All-Star Game sponsors giving more to charity

Corporate sponsors of Major League Baseball’s All-Star Game are giving more to charity this year, a strategy designed to avoid appearing insensitive to the economic challenges many fans face and to deflect criticism of corporate spending on sports, which has become a symbol of the past decade’s excess, The New York Times reported July 12 (see baseball charity story).

Michigan’s jobless turning to volunteering

Facing few available jobs, a growing number of Michigan’s nearly 700,000 unemployed residents are volunteering for nonprofits, a move that helps them network and boost their resumes and helps nonprofits that have suffered from budget cuts, the Detroit Free Press reported July 13 (see unemployed volunteers story).

University of Alabama raises over $612 million in campaign

The University of Alabama raised over $612 million in a seven-year fundraising campaign that exceeded its original goal of $500 million and generated donations from over 100,000 people, with 130 gifts of $1 million or more, the Associated Press reported July 10 (see university fundraising story).

Colleges and universities lower projected endowment losses

Princeton University, Williams College, Amherst College and other schools are lowering their projected endowment losses in the face of rising stock and bond markets, with Princeton and Williams expecting flat returns for the next fiscal year, Bloomberg reported July 13 (see university endowments story). Princeton’s president told the student newspaper the school’s endowment loss for the fiscal year ended June 30 was closer to 25 percent than previous estimates of 30 percent, The Times in Trenton reported July 10 (see Princeton endowment story).

Ford Foundation initiative aims to promote dialogue on campuses

A $4 million Ford Foundation initiative launched in 2006 and expanded this year aims to promote dialogue on college campuses after clashes between liberals and conservatives, the Associated Press reported July 11 (see Ford Foundation story). Responding to a June 26 guest column that said the foundation operates “as if immune to the forces of capitalism,” a spokesman says in a July 11 letter to the editor of The Wall Street Journal that the foundation has a long history of taking market-based approaches to solving problems in partnership with business.
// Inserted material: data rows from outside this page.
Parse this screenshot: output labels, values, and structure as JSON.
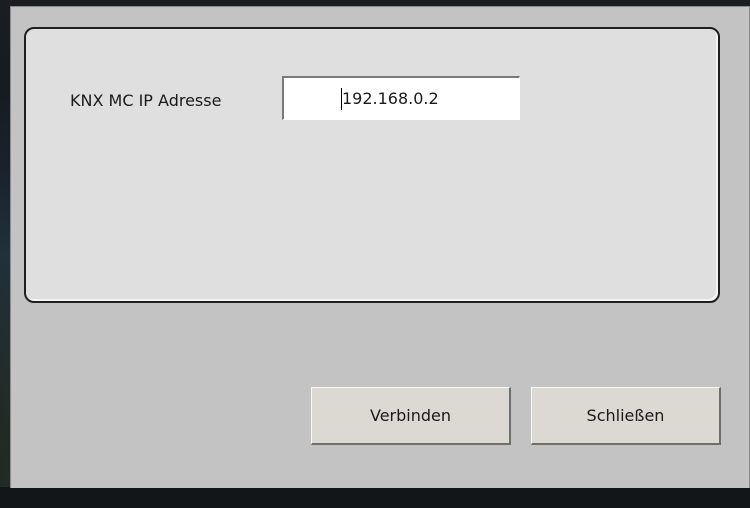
{
  "form": {
    "ip_label": "KNX MC IP Adresse",
    "ip_value": "192.168.0.2"
  },
  "buttons": {
    "connect_label": "Verbinden",
    "close_label": "Schließen"
  }
}
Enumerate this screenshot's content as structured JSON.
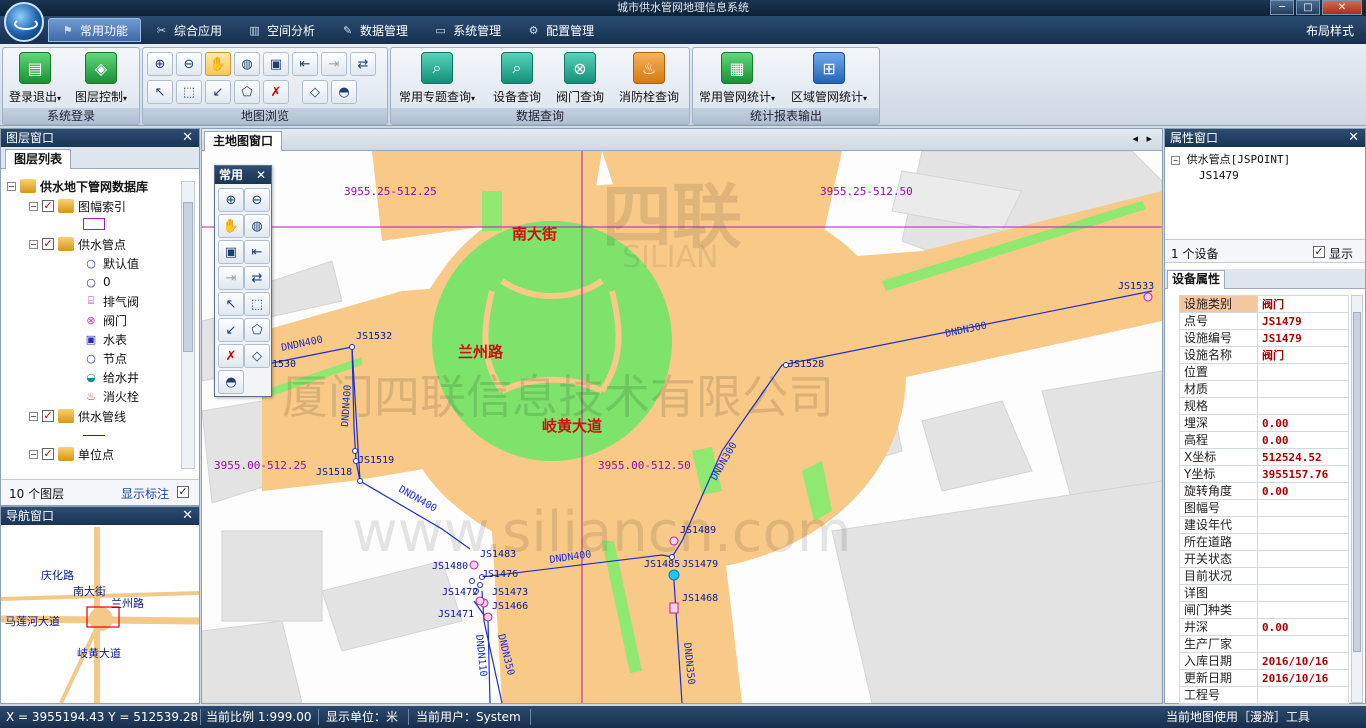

Fiorino says charity bearing her name does not need to be registered

In the wake of a report by the San Francisco Chronicle that former Hewlett Packard CEO Carly Fiorino did not register the Fiorina Foundation, the prospective Republican U.S. Senate candidate says the charity bearing her name is “not a private foundation” and is not required to register with state or federal authorities, the San Francisco Chronicle reported July 11 (see Fiorini charity story). The state attorney general’s office, which oversees tax-exempt foundations in California, says it will seek more information from Fiorina to determine her foundation’s status.